Sci/Tech

Russian environmentalist's attacker gets 4 years

MOSCOW (AP) — The organizer of a brutal attack that left a Russian environmentalist activist in a coma was sentenced Friday to four years in prison.

The Moscow Region court ruled that Andrei Kashirin will serve his sentence in a maximum-security prison after he pleaded guilty to hiring a man to kill Konstantin Fetisov in November 2010. Fetisov spent three months in a coma and was left severely disabled.

The man who attacked Fetisov with the baseball bat was found mentally unfit to stand trial and was sent to a psychiatric hospital. Kashirin will be released in December 2014, taking into account the time he already has spent in custody, and serve an additional year of house arrest.
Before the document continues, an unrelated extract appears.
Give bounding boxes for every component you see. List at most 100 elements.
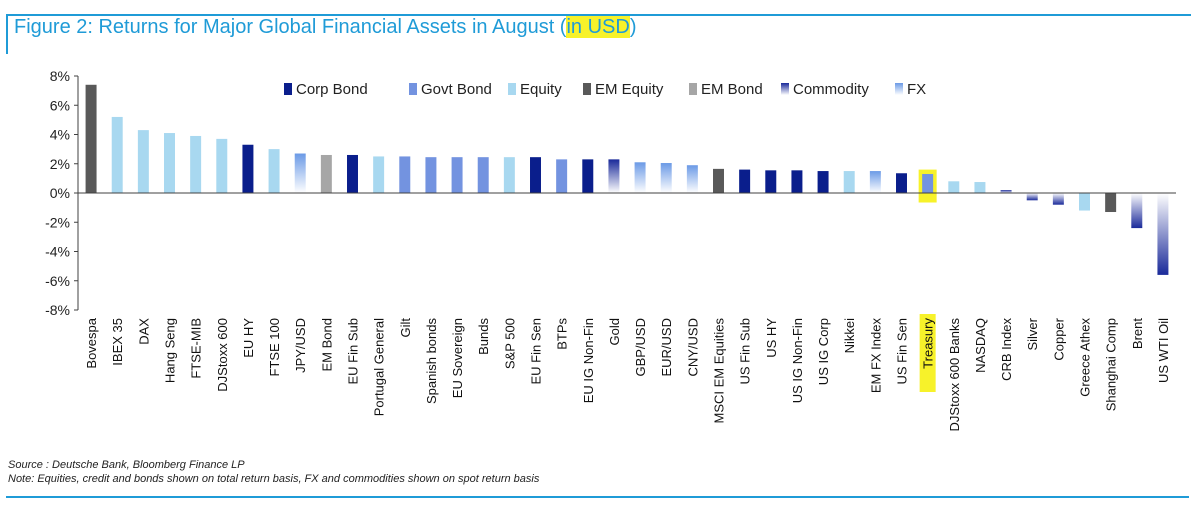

Fetisov was part of a group fighting against the construction of a highway through the Khimki forest near Moscow. Several people with high-profile political connections reportedly stand to profit from the highway's construction, including Arkady Rotenberg, a billionaire who once taught President Vladimir Putin judo.

Road construction is widely acknowledged to be one of the most corrupt sectors of the Russian economy, with numerous opportunities for kickbacks. Developers pay kickbacks to win contracts, then skimp on materials and skim the profits, sharing some cash with corrupt officials, while bribing inspectors to look the other way.
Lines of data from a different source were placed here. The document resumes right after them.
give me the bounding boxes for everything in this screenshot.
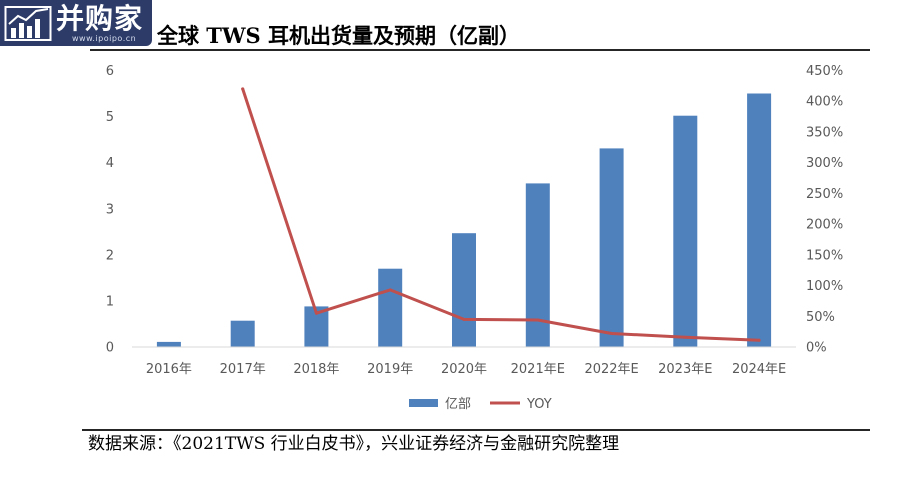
category-tick-label-2023e: 2023年E <box>658 362 712 377</box>
right-axis: 0% 50% 100% 150% 200% 250% 300% 350% 400% 450% <box>806 64 843 356</box>
yoy-point-2022e <box>610 332 614 335</box>
shipment-bar-2017 <box>230 320 255 347</box>
yoy-point-2018 <box>314 311 318 315</box>
right-axis-tick-label: 200% <box>806 218 843 233</box>
shipment-bar-2024e <box>747 93 772 347</box>
source-divider <box>82 429 870 431</box>
yoy-point-2020 <box>462 317 466 321</box>
left-axis-tick-label: 4 <box>106 156 114 171</box>
legend: 亿部 YOY <box>409 397 552 412</box>
right-axis-tick-label: 0% <box>806 341 827 356</box>
category-axis: 2016年 2017年 2018年 2019年 2020年 2021年E 2022年E 202… <box>146 362 786 377</box>
category-tick-label-2020: 2020年 <box>441 362 487 377</box>
category-tick-label-2016: 2016年 <box>146 362 192 377</box>
shipment-bar-2019 <box>378 268 403 347</box>
category-tick-label-2021e: 2021年E <box>511 362 565 377</box>
shipment-bar-series <box>156 93 772 347</box>
right-axis-tick-label: 400% <box>806 95 843 110</box>
chart-title: 全球 TWS 耳机出货量及预期（亿副） <box>157 23 520 48</box>
watermark-logo: 并购家 www.ipoipo.cn <box>0 0 152 46</box>
right-axis-tick-label: 450% <box>806 64 843 79</box>
shipment-bar-2023e <box>673 115 698 347</box>
source-note: 数据来源：《2021TWS 行业白皮书》，兴业证券经济与金融研究院整理 <box>88 434 620 454</box>
yoy-point-2024e <box>757 338 761 342</box>
category-tick-label-2022e: 2022年E <box>584 362 638 377</box>
shipment-bar-2022e <box>599 148 624 347</box>
yoy-point-2023e <box>683 335 687 339</box>
yoy-point-2021e <box>536 318 540 322</box>
bar-chart-trend-icon <box>4 6 52 41</box>
watermark-brand: 并购家 <box>56 2 144 35</box>
right-axis-tick-label: 250% <box>806 187 843 202</box>
yoy-line <box>241 87 761 342</box>
legend-label-yoy: YOY <box>526 397 552 412</box>
shipment-bar-2020 <box>452 233 476 347</box>
left-axis-tick-label: 1 <box>106 294 114 309</box>
right-axis-tick-label: 100% <box>806 279 843 294</box>
right-axis-tick-label: 350% <box>806 125 843 140</box>
category-tick-label-2019: 2019年 <box>367 362 413 377</box>
right-axis-tick-label: 150% <box>806 248 843 263</box>
category-tick-label-2017: 2017年 <box>220 362 266 377</box>
yoy-line-series <box>241 87 761 342</box>
left-axis-tick-label: 6 <box>106 64 114 79</box>
category-tick-label-2018: 2018年 <box>293 362 339 377</box>
category-tick-label-2024e: 2024年E <box>732 362 786 377</box>
yoy-point-2017 <box>241 87 245 91</box>
left-axis-tick-label: 5 <box>106 110 114 125</box>
left-axis-tick-label: 2 <box>106 248 114 263</box>
left-axis: 0 1 2 3 4 5 6 <box>106 64 114 356</box>
title-divider <box>90 49 870 51</box>
shipment-bar-2016 <box>156 341 181 347</box>
yoy-point-2019 <box>388 288 392 292</box>
right-axis-tick-label: 300% <box>806 156 843 171</box>
right-axis-tick-label: 50% <box>806 310 835 325</box>
left-axis-tick-label: 0 <box>106 341 114 356</box>
watermark-site: www.ipoipo.cn <box>72 34 137 43</box>
legend-label-shipments: 亿部 <box>445 397 471 412</box>
left-axis-tick-label: 3 <box>106 202 114 217</box>
legend-bar-swatch <box>409 399 438 407</box>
Fetisov's wife, Marina Myagkova, told the Interfax news agency she was more concerned with the other defendants in the case, particularly former Khimki municipal property department head, Andrei Chernyshev.
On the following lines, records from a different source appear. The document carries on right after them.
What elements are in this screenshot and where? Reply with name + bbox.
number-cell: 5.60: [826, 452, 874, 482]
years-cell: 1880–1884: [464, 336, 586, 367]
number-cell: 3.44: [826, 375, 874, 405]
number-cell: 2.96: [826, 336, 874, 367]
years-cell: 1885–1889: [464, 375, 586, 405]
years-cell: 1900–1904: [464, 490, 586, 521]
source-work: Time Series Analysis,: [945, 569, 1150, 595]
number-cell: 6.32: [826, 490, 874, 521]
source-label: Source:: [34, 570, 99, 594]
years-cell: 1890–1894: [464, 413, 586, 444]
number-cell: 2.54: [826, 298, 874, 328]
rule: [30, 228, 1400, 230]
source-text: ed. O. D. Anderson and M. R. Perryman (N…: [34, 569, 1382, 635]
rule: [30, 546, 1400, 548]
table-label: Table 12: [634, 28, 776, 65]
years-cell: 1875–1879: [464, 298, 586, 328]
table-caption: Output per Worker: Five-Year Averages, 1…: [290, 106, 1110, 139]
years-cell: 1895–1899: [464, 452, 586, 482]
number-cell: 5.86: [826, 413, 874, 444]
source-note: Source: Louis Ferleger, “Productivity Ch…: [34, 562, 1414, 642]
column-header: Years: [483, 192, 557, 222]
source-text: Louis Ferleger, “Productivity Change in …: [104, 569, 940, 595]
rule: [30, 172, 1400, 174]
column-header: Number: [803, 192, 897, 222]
Chernyshev is accused of organizing the killing but investigators have failed so far to name a person who ordered it. Three other defendants are also accused of playing various roles in the attack. Pro-forest activists have frequently come under threat from criminals. Mikhail Beketov, a journalist who also campaigned against the highway, was left brain-damaged after an attack in 2008. A year later, a group of activists camping out in the forest were chased away by men with Nazi tattoos.

Evgeniya Chirikova, the leader of the environmentalist group Fetisov belonged to, is a key figure in the Russian protest movement and was recently named one of the world's top 100 thinkers by Foreign Policy magazine.